The Khan could not reply. He rolled his blood-shoot eyes upon Kasim, and waving his hand turned and fled.

‘Ha! ha! ha!’ laughed a voice he knew to be Jaffar’s. He laid Ameena down, and looked at her with dim eyes—she seemed dead.

‘I will revenge thee!’ he cried, and darted after them.

He saw them pass the small door, close it violently; and when he had opened it, and dashed on into the open street, he saw them not, but taking the way opposite to theirs, he fled down it at his utmost speed.

A moment after him a woman with breathless haste entered by the same door. ‘O Alla! grant,’ she exclaimed, ‘thou who didst soften my heart, grant I may not be too late. I vow offerings to thee, O holy saint of Sérah! O Mullik Rhyan! if I be in time. Something hath happened; Jaffar and the Khan fled past me. Alla, Alla! how he looked!’

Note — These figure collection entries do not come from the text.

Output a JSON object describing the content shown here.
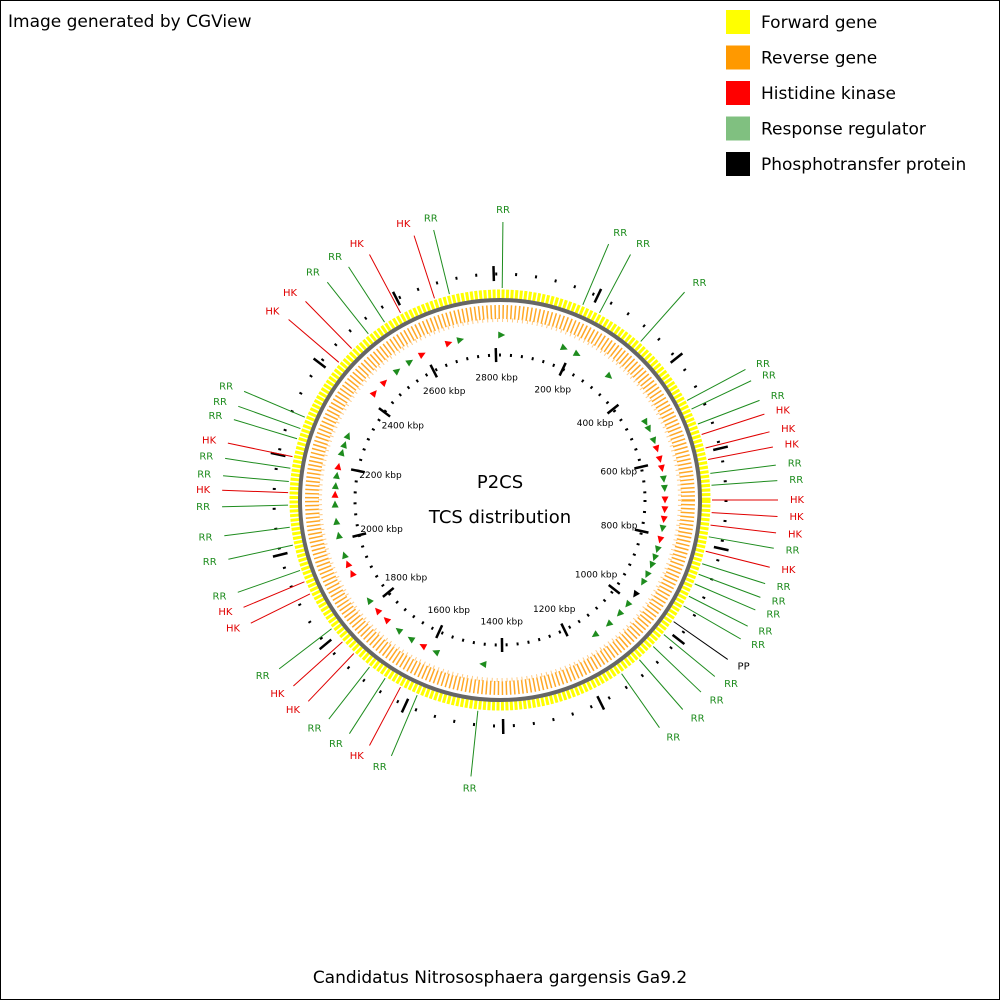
{
  "header": "Image generated by CGView",
  "legend": [
    {
      "label": "Forward gene",
      "color": "#ffff00"
    },
    {
      "label": "Reverse gene",
      "color": "#ff9900"
    },
    {
      "label": "Histidine kinase",
      "color": "#ff0000"
    },
    {
      "label": "Response regulator",
      "color": "#80c080"
    },
    {
      "label": "Phosphotransfer protein",
      "color": "#000000"
    }
  ],
  "center": {
    "title": "P2CS",
    "subtitle": "TCS distribution"
  },
  "footer": "Candidatus Nitrososphaera gargensis Ga9.2",
  "ticks": [
    "200 kbp",
    "400 kbp",
    "600 kbp",
    "800 kbp",
    "1000 kbp",
    "1200 kbp",
    "1400 kbp",
    "1600 kbp",
    "1800 kbp",
    "2000 kbp",
    "2200 kbp",
    "2400 kbp",
    "2600 kbp",
    "2800 kbp"
  ],
  "label_colors": {
    "RR": "#1e8c1e",
    "HK": "#e00000",
    "PP": "#000000"
  },
  "features": [
    "RR",
    "RR",
    "RR",
    "RR",
    "RR",
    "RR",
    "RR",
    "HK",
    "HK",
    "HK",
    "RR",
    "RR",
    "HK",
    "HK",
    "HK",
    "RR",
    "HK",
    "RR",
    "RR",
    "RR",
    "RR",
    "RR",
    "PP",
    "RR",
    "RR",
    "RR",
    "RR",
    "RR",
    "RR",
    "HK",
    "RR",
    "RR",
    "HK",
    "HK",
    "RR",
    "HK",
    "HK",
    "RR",
    "RR",
    "RR",
    "RR",
    "HK",
    "RR",
    "RR",
    "HK",
    "RR",
    "RR",
    "RR",
    "HK",
    "HK",
    "RR",
    "RR",
    "HK",
    "HK",
    "RR"
  ]
}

She hurried through the courts, traversed the little verandah, and darted into the room; her sight for an instant failed her; there was a pool of blood on the white musnud, and the lady lay there—her white sheet and long hair dabbled in it. For an instant her heart was sick, but she rallied herself. ‘If there is only life! Meeran, Meeran, where art thou? Holy Prophet! if there be only life, I vow to be her slave for ever! Lady, dear lady, dost thou hear? Meeran, Meeran, where art thou?’

‘Who calls?’ said Meeran, advancing terror-stricken from the other door in the court before them.

‘It is I, Sozun; haste hither! we may yet save her. Quick! is thy heart so cowardly?’